Scons looks as useful and portable as CMake so I'd say it will be clear
improvement over autotools :-)

I agree. m4 is only useful for m4 pros.

Note though that the KDE project had a dual build system for a while
(Scons and Cmake) and they finally opted for Cmake because:

Interesting. I do not know any of them now, but

1) it was simpler (take a look at a typical CMakeList.txt)

I actually do not like, just for syntax, the COMMAND(arg arg1)
(without comma), and prefer a more function like style. And, maybe in
SCON command is a function that I can look up...

2) it was faster

I think both are much faster than autoconf.
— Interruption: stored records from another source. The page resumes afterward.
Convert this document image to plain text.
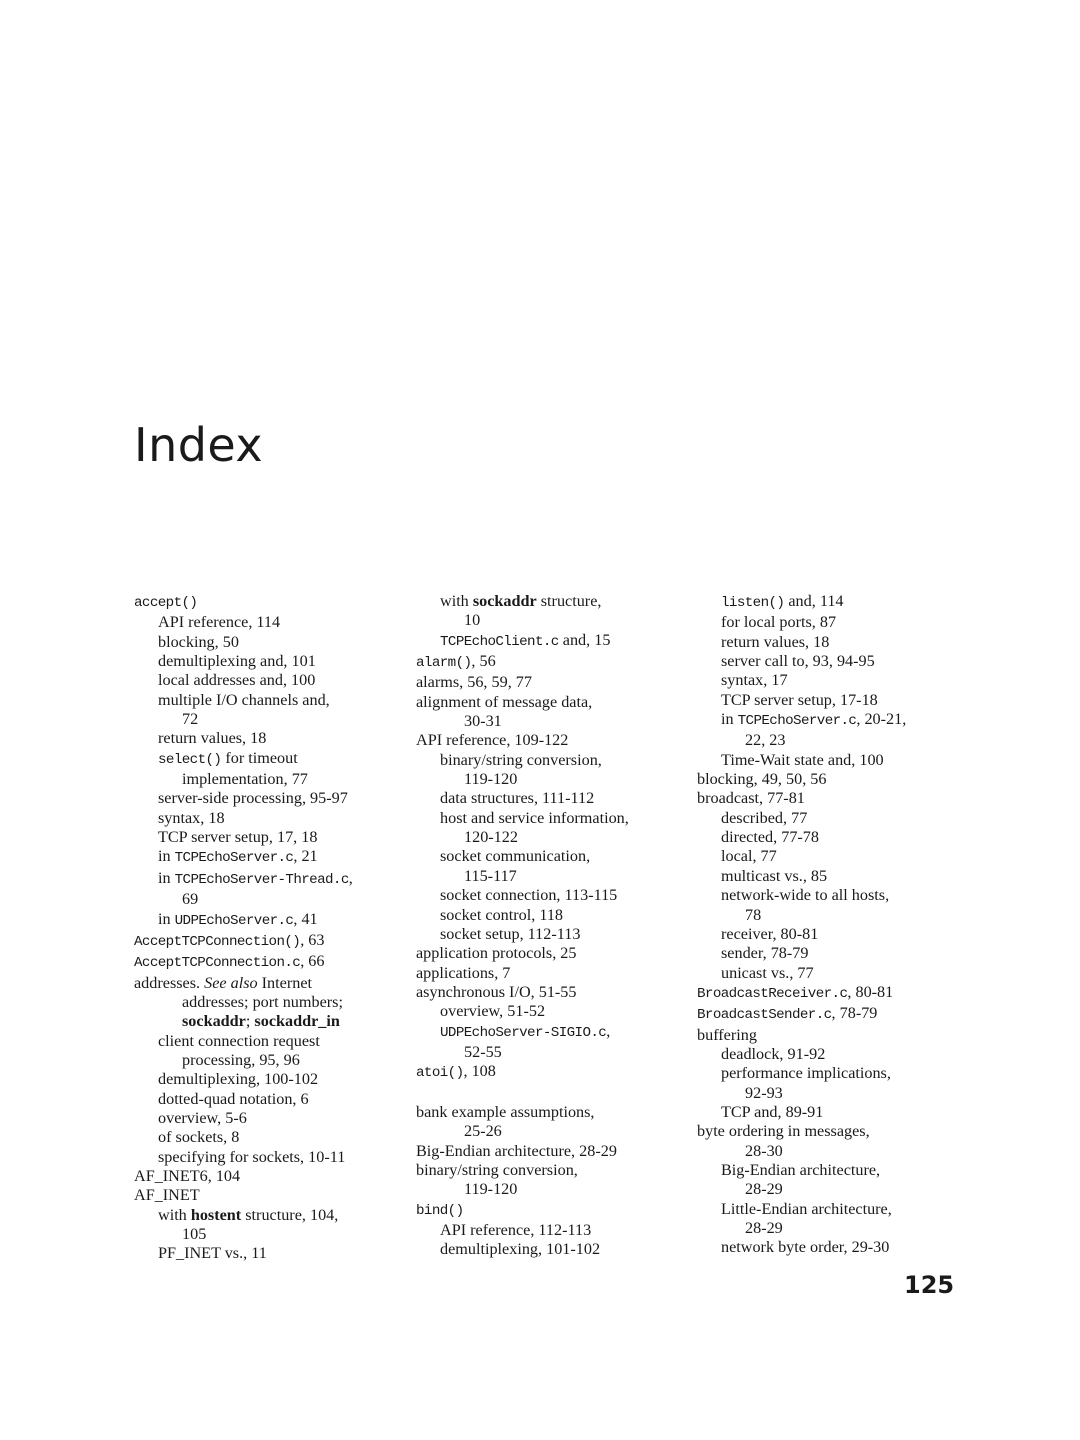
Index
accept()
API reference, 114
blocking, 50
demultiplexing and, 101
local addresses and, 100
multiple I/O channels and,
72
return values, 18
select() for timeout
implementation, 77
server-side processing, 95-97
syntax, 18
TCP server setup, 17, 18
in TCPEchoServer.c, 21
in TCPEchoServer-Thread.c,
69
in UDPEchoServer.c, 41
AcceptTCPConnection(), 63
AcceptTCPConnection.c, 66
addresses. See also Internet
addresses; port numbers;
sockaddr; sockaddr_in
client connection request
processing, 95, 96
demultiplexing, 100-102
dotted-quad notation, 6
overview, 5-6
of sockets, 8
specifying for sockets, 10-11
AF_INET6, 104
AF_INET
with hostent structure, 104,
105
PF_INET vs., 11
with sockaddr structure,
10
TCPEchoClient.c and, 15
alarm(), 56
alarms, 56, 59, 77
alignment of message data,
30-31
API reference, 109-122
binary/string conversion,
119-120
data structures, 111-112
host and service information,
120-122
socket communication,
115-117
socket connection, 113-115
socket control, 118
socket setup, 112-113
application protocols, 25
applications, 7
asynchronous I/O, 51-55
overview, 51-52
UDPEchoServer-SIGIO.c,
52-55
atoi(), 108
bank example assumptions,
25-26
Big-Endian architecture, 28-29
binary/string conversion,
119-120
bind()
API reference, 112-113
demultiplexing, 101-102
listen() and, 114
for local ports, 87
return values, 18
server call to, 93, 94-95
syntax, 17
TCP server setup, 17-18
in TCPEchoServer.c, 20-21,
22, 23
Time-Wait state and, 100
blocking, 49, 50, 56
broadcast, 77-81
described, 77
directed, 77-78
local, 77
multicast vs., 85
network-wide to all hosts,
78
receiver, 80-81
sender, 78-79
unicast vs., 77
BroadcastReceiver.c, 80-81
BroadcastSender.c, 78-79
buffering
deadlock, 91-92
performance implications,
92-93
TCP and, 89-91
byte ordering in messages,
28-30
Big-Endian architecture,
28-29
Little-Endian architecture,
28-29
network byte order, 29-30
125
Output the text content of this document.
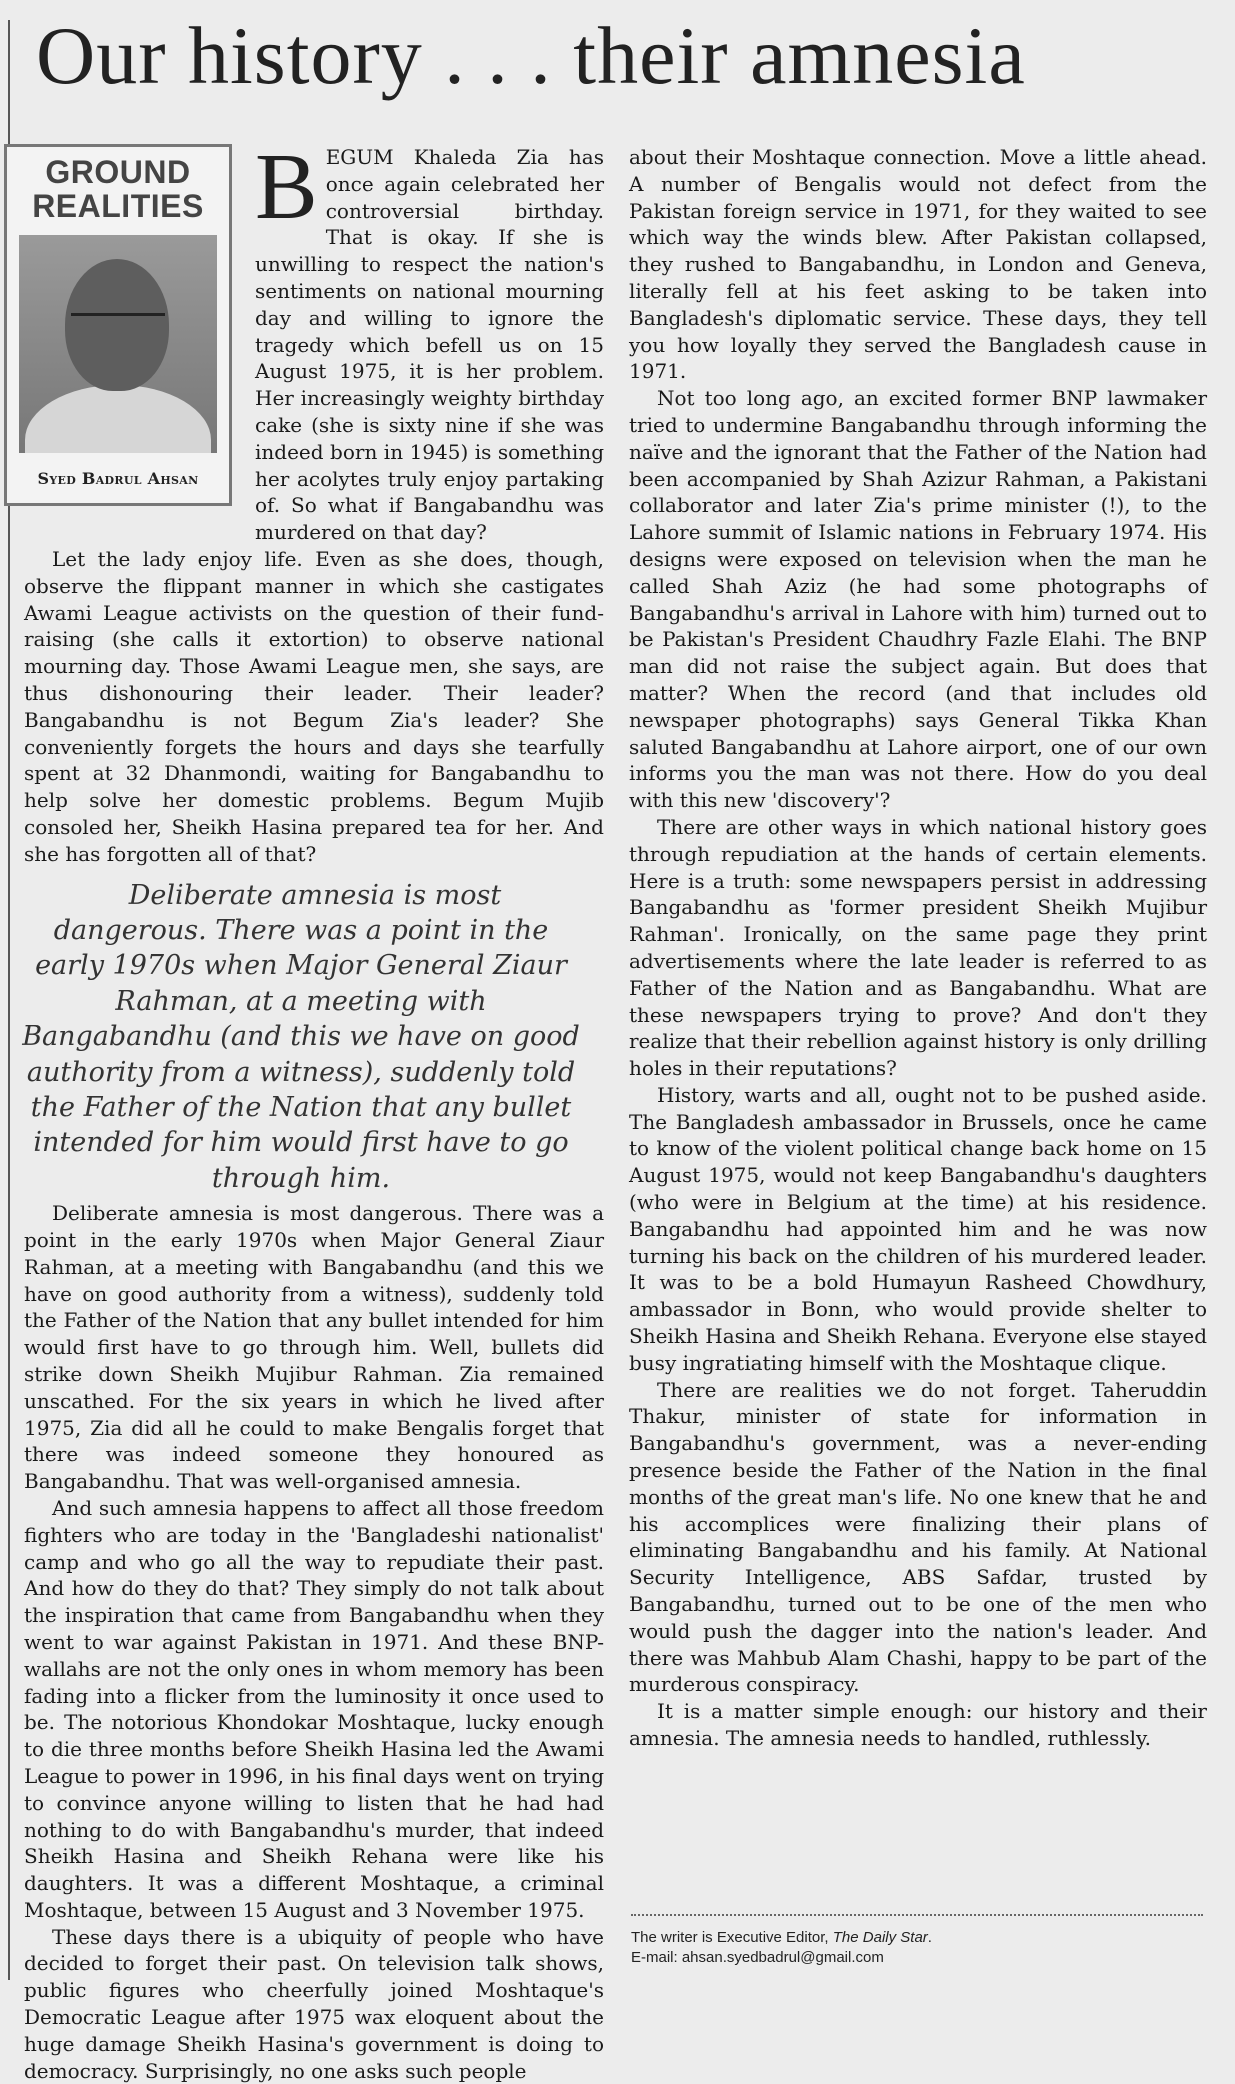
Our history . . . their amnesia
GROUND
REALITIES
Syed Badrul Ahsan

BEGUM Khaleda Zia has once again celebrated her controversial birthday. That is okay. If she is unwilling to respect the nation's sentiments on national mourning day and willing to ignore the tragedy which befell us on 15 August 1975, it is her problem. Her increasingly weighty birthday cake (she is sixty nine if she was indeed born in 1945) is something her acolytes truly enjoy partaking of. So what if Bangabandhu was murdered on that day?

Let the lady enjoy life. Even as she does, though, observe the flippant manner in which she castigates Awami League activists on the question of their fund-raising (she calls it extortion) to observe national mourning day. Those Awami League men, she says, are thus dishonouring their leader. Their leader? Bangabandhu is not Begum Zia's leader? She conveniently forgets the hours and days she tearfully spent at 32 Dhanmondi, waiting for Bangabandhu to help solve her domestic problems. Begum Mujib consoled her, Sheikh Hasina prepared tea for her. And she has forgotten all of that?

Deliberate amnesia is most dangerous. There was a point in the early 1970s when Major General Ziaur Rahman, at a meeting with Bangabandhu (and this we have on good authority from a witness), suddenly told the Father of the Nation that any bullet intended for him would first have to go through him.
Deliberate amnesia is most dangerous. There was a point in the early 1970s when Major General Ziaur Rahman, at a meeting with Bangabandhu (and this we have on good authority from a witness), suddenly told the Father of the Nation that any bullet intended for him would first have to go through him. Well, bullets did strike down Sheikh Mujibur Rahman. Zia remained unscathed. For the six years in which he lived after 1975, Zia did all he could to make Bengalis forget that there was indeed someone they honoured as Bangabandhu. That was well-organised amnesia.

And such amnesia happens to affect all those freedom fighters who are today in the 'Bangladeshi nationalist' camp and who go all the way to repudiate their past. And how do they do that? They simply do not talk about the inspiration that came from Bangabandhu when they went to war against Pakistan in 1971. And these BNP-wallahs are not the only ones in whom memory has been fading into a flicker from the luminosity it once used to be. The notorious Khondokar Moshtaque, lucky enough to die three months before Sheikh Hasina led the Awami League to power in 1996, in his final days went on trying to convince anyone willing to listen that he had had nothing to do with Bangabandhu's murder, that indeed Sheikh Hasina and Sheikh Rehana were like his daughters. It was a different Moshtaque, a criminal Moshtaque, between 15 August and 3 November 1975.

These days there is a ubiquity of people who have decided to forget their past. On television talk shows, public figures who cheerfully joined Moshtaque's Democratic League after 1975 wax eloquent about the huge damage Sheikh Hasina's government is doing to democracy. Surprisingly, no one asks such people

about their Moshtaque connection. Move a little ahead. A number of Bengalis would not defect from the Pakistan foreign service in 1971, for they waited to see which way the winds blew. After Pakistan collapsed, they rushed to Bangabandhu, in London and Geneva, literally fell at his feet asking to be taken into Bangladesh's diplomatic service. These days, they tell you how loyally they served the Bangladesh cause in 1971.

Not too long ago, an excited former BNP lawmaker tried to undermine Bangabandhu through informing the naïve and the ignorant that the Father of the Nation had been accompanied by Shah Azizur Rahman, a Pakistani collaborator and later Zia's prime minister (!), to the Lahore summit of Islamic nations in February 1974. His designs were exposed on television when the man he called Shah Aziz (he had some photographs of Bangabandhu's arrival in Lahore with him) turned out to be Pakistan's President Chaudhry Fazle Elahi. The BNP man did not raise the subject again. But does that matter? When the record (and that includes old newspaper photographs) says General Tikka Khan saluted Bangabandhu at Lahore airport, one of our own informs you the man was not there. How do you deal with this new 'discovery'?

There are other ways in which national history goes through repudiation at the hands of certain elements. Here is a truth: some newspapers persist in addressing Bangabandhu as 'former president Sheikh Mujibur Rahman'. Ironically, on the same page they print advertisements where the late leader is referred to as Father of the Nation and as Bangabandhu. What are these newspapers trying to prove? And don't they realize that their rebellion against history is only drilling holes in their reputations?

History, warts and all, ought not to be pushed aside. The Bangladesh ambassador in Brussels, once he came to know of the violent political change back home on 15 August 1975, would not keep Bangabandhu's daughters (who were in Belgium at the time) at his residence. Bangabandhu had appointed him and he was now turning his back on the children of his murdered leader. It was to be a bold Humayun Rasheed Chowdhury, ambassador in Bonn, who would provide shelter to Sheikh Hasina and Sheikh Rehana. Everyone else stayed busy ingratiating himself with the Moshtaque clique.

There are realities we do not forget. Taheruddin Thakur, minister of state for information in Bangabandhu's government, was a never-ending presence beside the Father of the Nation in the final months of the great man's life. No one knew that he and his accomplices were finalizing their plans of eliminating Bangabandhu and his family. At National Security Intelligence, ABS Safdar, trusted by Bangabandhu, turned out to be one of the men who would push the dagger into the nation's leader. And there was Mahbub Alam Chashi, happy to be part of the murderous conspiracy.

It is a matter simple enough: our history and their amnesia. The amnesia needs to handled, ruthlessly.

The writer is Executive Editor, The Daily Star.
E-mail: ahsan.syedbadrul@gmail.com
3) KDE devels had to implement a lot of feature on top of Scons but
Scons developers weren't interested in them so that was a fork.

lyx is smaller... I guess we do not need many.

4) CMake developers were very helpful and added a lot of support for Qt,
MacOSX and Windows for KDE needs (I am sure they would help with the
port reading a bit their mail archive)

I will see.

5) last but not least, Scons is stuck to python 1.5 or something.

So you mean I have to write in python 1.5 for its extensions? I guess
scon tries to make itself runable on old systems.

Personnaly I like the CMake approach better because they delegate the
compilation step to the sytem: Makefile for Unix (or Mingw), MS Visual
studio project for MS VC++ users. This approach allows people working
with different systems to work cooperatively without any porting porblem.

These look nice. But you know I am biased to python. Because if I have
to write an extension, I can do that immediately with python, with all
the help from python modules, not something I have to learn from
scratch, however simply it may be.

I will evaluate both when I get a chance.